Il killer era un diciottenne senza precedenti penali, senza alcun problema mentale conosciuto. Ha usato un fucile AR-15 e «l'unico segnale» che una strage era all’orizzonte era su Facebook, Dove aveva scritto «30 minuti prima di raggiungere la scuola: sto per sparare a mia nonna. Successivamente aveva scritto: ho sparato a mia nonna. Poi 15 minuti prima della strage aveva aggiunto: sto per sparare in una scuola elementare». Lo afferma il governatore del Texas Greg Abbott, sottolineando che che il killer ha sparato al volto della nonna e poi è fuggito. Si è quindi recato alla scuola elementare, dove è entrato dalla porta posteriore.

Poche ore prima di compiere la strage nella scuola elementare di Uvalde, in Texas, il killer aveva inviato un messaggio criptico a una sconosciuta anche su Instagram nel quale affermava: «sto per..». Lo riportano i media americani, sottolineando che su Instagram Salvador Ramos era conosciuto come 'salv8dor_'. Sul suo account, bloccato non appena è stato diffuso il suo nome, aveva pubblicato un selfie e altre foto di armi, di cui una con due fucili uno a fianco all’altro. Il messaggio criptico lo aveva inviato a una ragazza sconosciuta che non vive neanche in Texas. Il killer l'aveva contatta il 12 maggio e le aveva detto di «ripostare» le foto delle sue pistole. Al messaggio «sto per..», inviato alle 5.43 del mattino di martedì, la ragazza aveva risposto: «cosa?». Il killer le aveva risposto: «te lo dirò prima delle 11». Un’ora dopo le aveva scritto ancora: «Ho un piccolo segreto che voglio dirti». Il suo ultimo messaggio alla ragazza era stato alle 9.16.

Il 18enne lavorava da Wendy's, catena di ristoranti americana con un punto vendita non lontano dal luogo della strage. «Era un tipo silenzioso, non diceva molto e non socializzava con altri dipendenti», riferisce il manager del locale Adrian Mendes. Il killer della scuola elementare del Texas aveva inviato qualche giorno della sparatoria foto di armi e munizioni a un suo ex compagno di classe. Lo racconta lo stesso ex compagno a Cnn. «Mi ha mandato una foto di un Ar che stava usando con delle munizioni», ha detto riferendo che il killer veniva deriso da altri studenti del liceo per gli abiti che indossava e la situazione finanziaria della sua famiglia.

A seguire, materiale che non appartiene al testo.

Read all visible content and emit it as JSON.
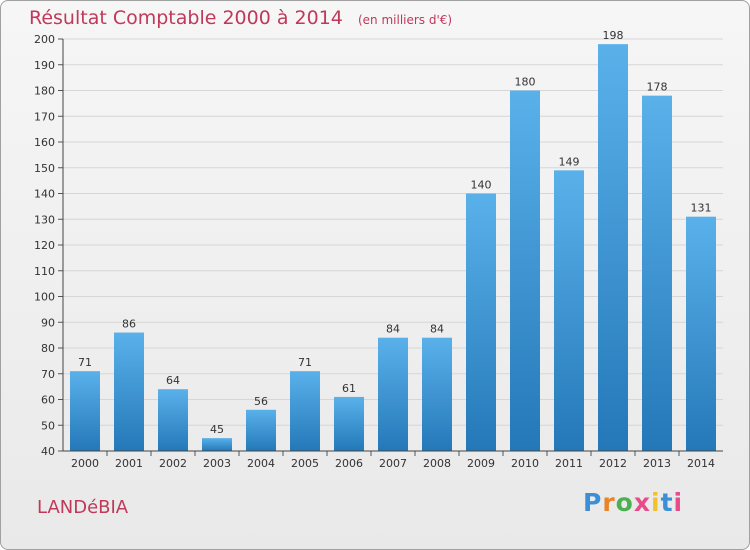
{
  "title": "Résultat Comptable 2000 à 2014",
  "unit": "(en milliers d'€)",
  "town": "LANDéBIA",
  "logo": {
    "letters": [
      "P",
      "r",
      "o",
      "x",
      "i",
      "t",
      "i"
    ],
    "colors": [
      "#3a8fd6",
      "#e8842a",
      "#4caf50",
      "#e84b8a",
      "#f2c12e",
      "#3a8fd6",
      "#e84b8a"
    ]
  },
  "colors": {
    "bar": "#4ea6e3",
    "bar_dark": "#2478b8",
    "accent": "#c0395a"
  },
  "chart_data": {
    "type": "bar",
    "title": "Résultat Comptable 2000 à 2014",
    "categories": [
      "2000",
      "2001",
      "2002",
      "2003",
      "2004",
      "2005",
      "2006",
      "2007",
      "2008",
      "2009",
      "2010",
      "2011",
      "2012",
      "2013",
      "2014"
    ],
    "values": [
      71,
      86,
      64,
      45,
      56,
      71,
      61,
      84,
      84,
      140,
      180,
      149,
      198,
      178,
      131
    ],
    "ylim": [
      40,
      200
    ],
    "yticks": [
      40,
      50,
      60,
      70,
      80,
      90,
      100,
      110,
      120,
      130,
      140,
      150,
      160,
      170,
      180,
      190,
      200
    ],
    "grid": true
  }
}
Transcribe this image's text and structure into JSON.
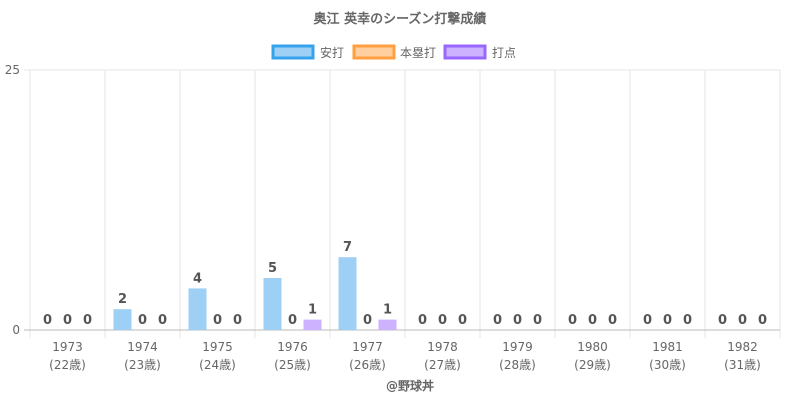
{
  "chart_data": {
    "type": "bar",
    "title": "奥江 英幸のシーズン打撃成績",
    "categories": [
      [
        "1973",
        "(22歳)"
      ],
      [
        "1974",
        "(23歳)"
      ],
      [
        "1975",
        "(24歳)"
      ],
      [
        "1976",
        "(25歳)"
      ],
      [
        "1977",
        "(26歳)"
      ],
      [
        "1978",
        "(27歳)"
      ],
      [
        "1979",
        "(28歳)"
      ],
      [
        "1980",
        "(29歳)"
      ],
      [
        "1981",
        "(30歳)"
      ],
      [
        "1982",
        "(31歳)"
      ]
    ],
    "series": [
      {
        "name": "安打",
        "fill": "#9ed0f5",
        "stroke": "#36a2eb",
        "values": [
          0,
          2,
          4,
          5,
          7,
          0,
          0,
          0,
          0,
          0
        ]
      },
      {
        "name": "本塁打",
        "fill": "#ffcf9f",
        "stroke": "#ff9f40",
        "values": [
          0,
          0,
          0,
          0,
          0,
          0,
          0,
          0,
          0,
          0
        ]
      },
      {
        "name": "打点",
        "fill": "#ccb2ff",
        "stroke": "#9966ff",
        "values": [
          0,
          0,
          0,
          1,
          1,
          0,
          0,
          0,
          0,
          0
        ]
      }
    ],
    "ylim": [
      0,
      25
    ],
    "yticks": [
      0,
      25
    ],
    "grid": true,
    "legend": "top",
    "xlabel": "",
    "ylabel": "",
    "watermark": "@野球丼"
  }
}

Ed emergono anche alcuni dettagli delle fasi antecedenti la sparatoria nella scuola. La nonna dell’assassino avrebbe tentato di fermare il nipote, dopo averlo visto armato. Ma Salvador Ramos le ha sparato prima di uscire da casa, salire in macchina e dirigersi verso la Robb Elementary School. La nonna dell’uomo che sparato è tutt'ora ricoverata in ospedale in condizioni molto gravi.

Le parole di Papa Francesco

«Ho il cuore affranto per la strage nella scuola elementare in Texas. Prego per i bambini, per gli adulti uccisi e per le loro famiglie». Così Papa Francesco al termine dell’Udienza Generale. «E' tempo di dire basta al traffico indiscriminato delle armi. Impegniamoci tutti perché tragedie così non posso più accadere», è l’appello del Pontefice.